Reference can also be made to A.P.M. Mayakutty v. The Secretary and Anr.1. In paragraphs 7, 8 and 9 of the said decision the position as to when a person can be treated as probationer and what happens relating to appointments on emergency or fortuitous arrangement were analysed.
5. Additionally, it is to be noted that the orders of appointments on ad hoc basis dated 1.12.1983 and 16.10.1984 which were issued to the appellant and others contained the following stipulations respectively.
“The temporary promotions of the following officers may be ordered till such time as these posts are regularly filled in by direct recruitment for which notification has already been issued by the APPSC.”
xxx xxx xxx xxx xxx
“The appointments ordered in para-I above are purely temporary and provisional and do not confer any right whatsoever on the persons for continuance in the posts and do not entitle them to any preferential claim to future appointments thereto, and are liable to be terminated at any time without assigning any reason and without any notice.”

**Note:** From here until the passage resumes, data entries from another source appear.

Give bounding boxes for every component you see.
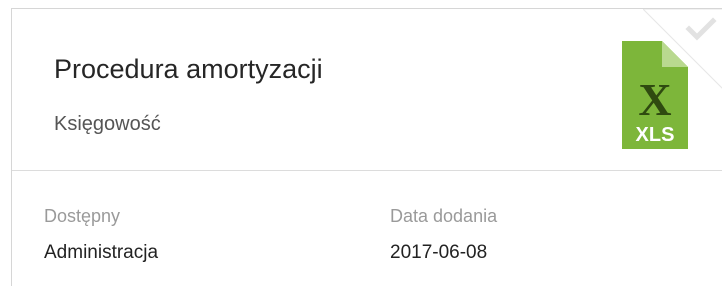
date-added-label: Data dodania — [390, 206, 498, 226]
card-header: Procedura amortyzacji Księgowość X XLS — [12, 9, 722, 171]
document-title[interactable]: Procedura amortyzacji — [54, 54, 323, 85]
availability-label: Dostępny — [44, 206, 121, 226]
card-details: Dostępny Administracja Data dodania 2017… — [12, 171, 722, 286]
availability-value: Administracja — [44, 242, 159, 263]
selection-corner-check-icon[interactable] — [643, 9, 722, 89]
document-card[interactable]: Procedura amortyzacji Księgowość X XLS D… — [11, 8, 722, 286]
date-added-field: Data dodania 2017-06-08 — [390, 205, 497, 265]
document-category: Księgowość — [54, 113, 161, 135]
availability-field: Dostępny Administracja — [44, 205, 158, 265]
date-added-value: 2017-06-08 — [390, 242, 488, 263]
xls-file-label: XLS — [636, 124, 675, 146]
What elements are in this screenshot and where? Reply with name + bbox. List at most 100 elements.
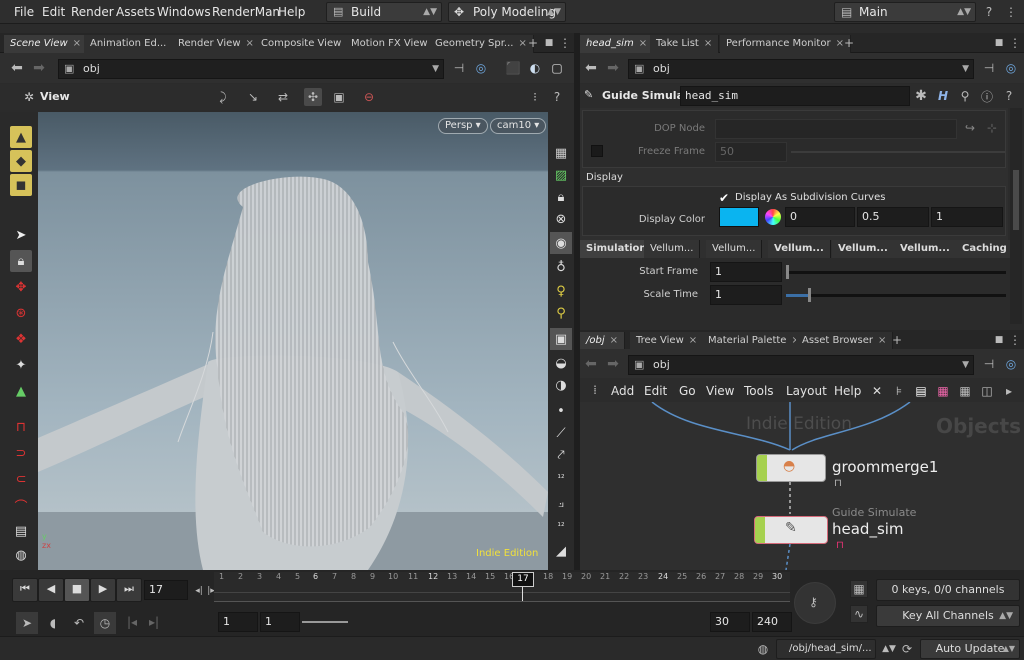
tab-tree-view[interactable]: Tree View × [630, 332, 705, 350]
range-start-visible-field[interactable]: 1 [260, 612, 300, 632]
close-icon[interactable]: × [246, 38, 254, 49]
tab-take-list[interactable]: Take List × [650, 35, 720, 53]
parameter-scrollbar[interactable] [1010, 108, 1022, 324]
network-menu-go[interactable]: Go [679, 384, 696, 398]
houdini-help-icon[interactable]: H [934, 87, 952, 105]
magnet-icon[interactable]: ⊓ [10, 416, 32, 438]
help-icon[interactable]: ? [1000, 87, 1018, 105]
pane-grip-icon[interactable]: ⋮ [1006, 34, 1024, 52]
link-icon[interactable]: ◎ [1002, 59, 1020, 77]
graph-icon[interactable]: ∿ [850, 605, 868, 623]
close-icon[interactable]: × [689, 335, 697, 346]
prim-normals-icon[interactable]: ⟓ [550, 492, 572, 514]
add-tab-icon[interactable]: + [888, 331, 906, 349]
clipboard-icon[interactable]: ▤ [10, 520, 32, 542]
menu-file[interactable]: File [14, 5, 34, 19]
back-arrow-icon[interactable]: ⬅ [8, 59, 26, 77]
info-list-icon[interactable]: ⁝ [526, 88, 544, 106]
ghost-icon[interactable]: ▨ [550, 164, 572, 186]
more-icon[interactable]: ▸ [1000, 382, 1018, 400]
current-frame-field[interactable]: 17 [144, 580, 188, 600]
view-tool-icon[interactable]: ✲ [20, 88, 38, 106]
visibility-icon[interactable]: ◑ [550, 374, 572, 396]
tree-icon[interactable]: ⊧ [890, 382, 908, 400]
search-icon[interactable]: ⚲ [956, 87, 974, 105]
back-arrow-icon[interactable]: ⬅ [582, 355, 600, 373]
link-icon[interactable]: ◎ [1002, 355, 1020, 373]
range-slider[interactable] [302, 621, 348, 623]
prev-key-icon[interactable]: |◂ [122, 612, 142, 632]
pick-node-icon[interactable]: ⊹ [983, 119, 1001, 137]
pointer-select-icon[interactable]: ➤ [16, 612, 38, 634]
stop-icon[interactable]: ■ [64, 578, 90, 602]
freeze-frame-slider[interactable] [791, 151, 1005, 153]
info-icon[interactable]: ⓘ [978, 87, 996, 105]
subtab-caching[interactable]: Caching [956, 240, 1014, 258]
menu-render[interactable]: Render [71, 5, 114, 19]
pointer-icon[interactable]: ➤ [10, 224, 32, 246]
persp-menu[interactable]: Persp ▾ [438, 118, 488, 134]
tab-asset-browser[interactable]: Asset Browser × [796, 332, 894, 350]
menu-assets[interactable]: Assets [116, 5, 155, 19]
close-icon[interactable]: × [610, 335, 618, 346]
select-points-icon[interactable]: ▲ [10, 126, 32, 148]
forward-arrow-icon[interactable]: ➡ [604, 59, 622, 77]
tab-geometry-spreadsheet[interactable]: Geometry Spr... × [429, 35, 534, 53]
subtab-vellum-4[interactable]: Vellum... [832, 240, 895, 258]
lock-icon[interactable]: ⊓ [834, 478, 842, 489]
chat-icon[interactable]: ◍ [754, 640, 772, 658]
playhead-marker[interactable]: 17 [512, 572, 534, 587]
gear-icon[interactable]: ✱ [912, 87, 930, 105]
snap-icon[interactable]: ✣ [304, 88, 322, 106]
start-frame-slider[interactable] [786, 265, 1006, 279]
tab-material-palette[interactable]: Material Palette× [702, 332, 807, 350]
chevron-updown-icon[interactable]: ▲▼ [880, 640, 898, 658]
network-canvas[interactable]: Indie Edition Objects ◓ groommerge1 ⊓ ✎ … [580, 402, 1024, 570]
tab-scene-view[interactable]: Scene View × [4, 35, 89, 53]
display-color-swatch[interactable] [719, 207, 759, 227]
light-icon[interactable]: ♁ [550, 256, 572, 278]
scale-time-slider[interactable] [786, 288, 1006, 302]
freeze-frame-field[interactable]: 50 [715, 142, 787, 162]
help-icon[interactable]: ? [980, 3, 998, 21]
scroll-thumb[interactable] [1013, 170, 1019, 230]
display-color-g[interactable]: 0.5 [857, 207, 929, 227]
range-end-field[interactable]: 240 [752, 612, 792, 632]
node-groommerge1[interactable]: ◓ [756, 454, 826, 482]
play-icon[interactable]: ▶ [90, 578, 116, 602]
pin-icon[interactable]: ⊣ [450, 59, 468, 77]
audio-scrub-dial[interactable]: ⚷ [794, 582, 836, 624]
network-menu-layout[interactable]: Layout [786, 384, 827, 398]
wrench-icon[interactable]: ✕ [868, 382, 886, 400]
dop-node-field[interactable] [715, 119, 957, 139]
color-palette-icon[interactable]: ▦ [934, 382, 952, 400]
link-icon[interactable]: ◎ [472, 59, 490, 77]
lock-icon[interactable]: 🔒︎ [10, 250, 32, 272]
loop-icon[interactable]: ↶ [68, 612, 90, 634]
display-options-icon[interactable]: ◐ [526, 59, 544, 77]
subtab-vellum-2[interactable]: Vellum... [706, 240, 763, 258]
node-head-sim[interactable]: ✎ [754, 516, 828, 544]
handle-icon[interactable]: ▲ [10, 380, 32, 402]
close-icon[interactable]: × [639, 38, 647, 49]
brush-display-icon[interactable]: ⟋ [550, 422, 572, 444]
network-path-field[interactable]: ▣ obj ▼ [628, 355, 974, 375]
dolly-icon[interactable]: ⇄ [274, 88, 292, 106]
brush-icon[interactable]: ⊃ [10, 442, 32, 464]
key-all-channels-button[interactable]: Key All Channels ▲▼ [876, 605, 1020, 627]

6. If any vacancy remained after joining of the selected direct recruits, same was available to be filled up from other sources of appointment.
7. One thing further is to be noted. Rule 2(3) of the Rules is applicable when departmental candidates are not available. Since no qualified departmental candidates were available, the vacancies were notified to the commission. It is further to be noted that the crucial words in Rule 4 are “shall from the date on which he joins duty be on probation…”. There is no question of any deemed probation or notional date of probation as probation starts from the actual date of joining duty. The question of joining duty on probation shall arises only when there is a substantive appointment against a post available and not any ad hoc or officiating arrangement.
8. That being the position, the Tribunal was justified in allowing the original applications filed before it. We find no merit in these appeals. The appeals fail and are dismissed. Costs made easy.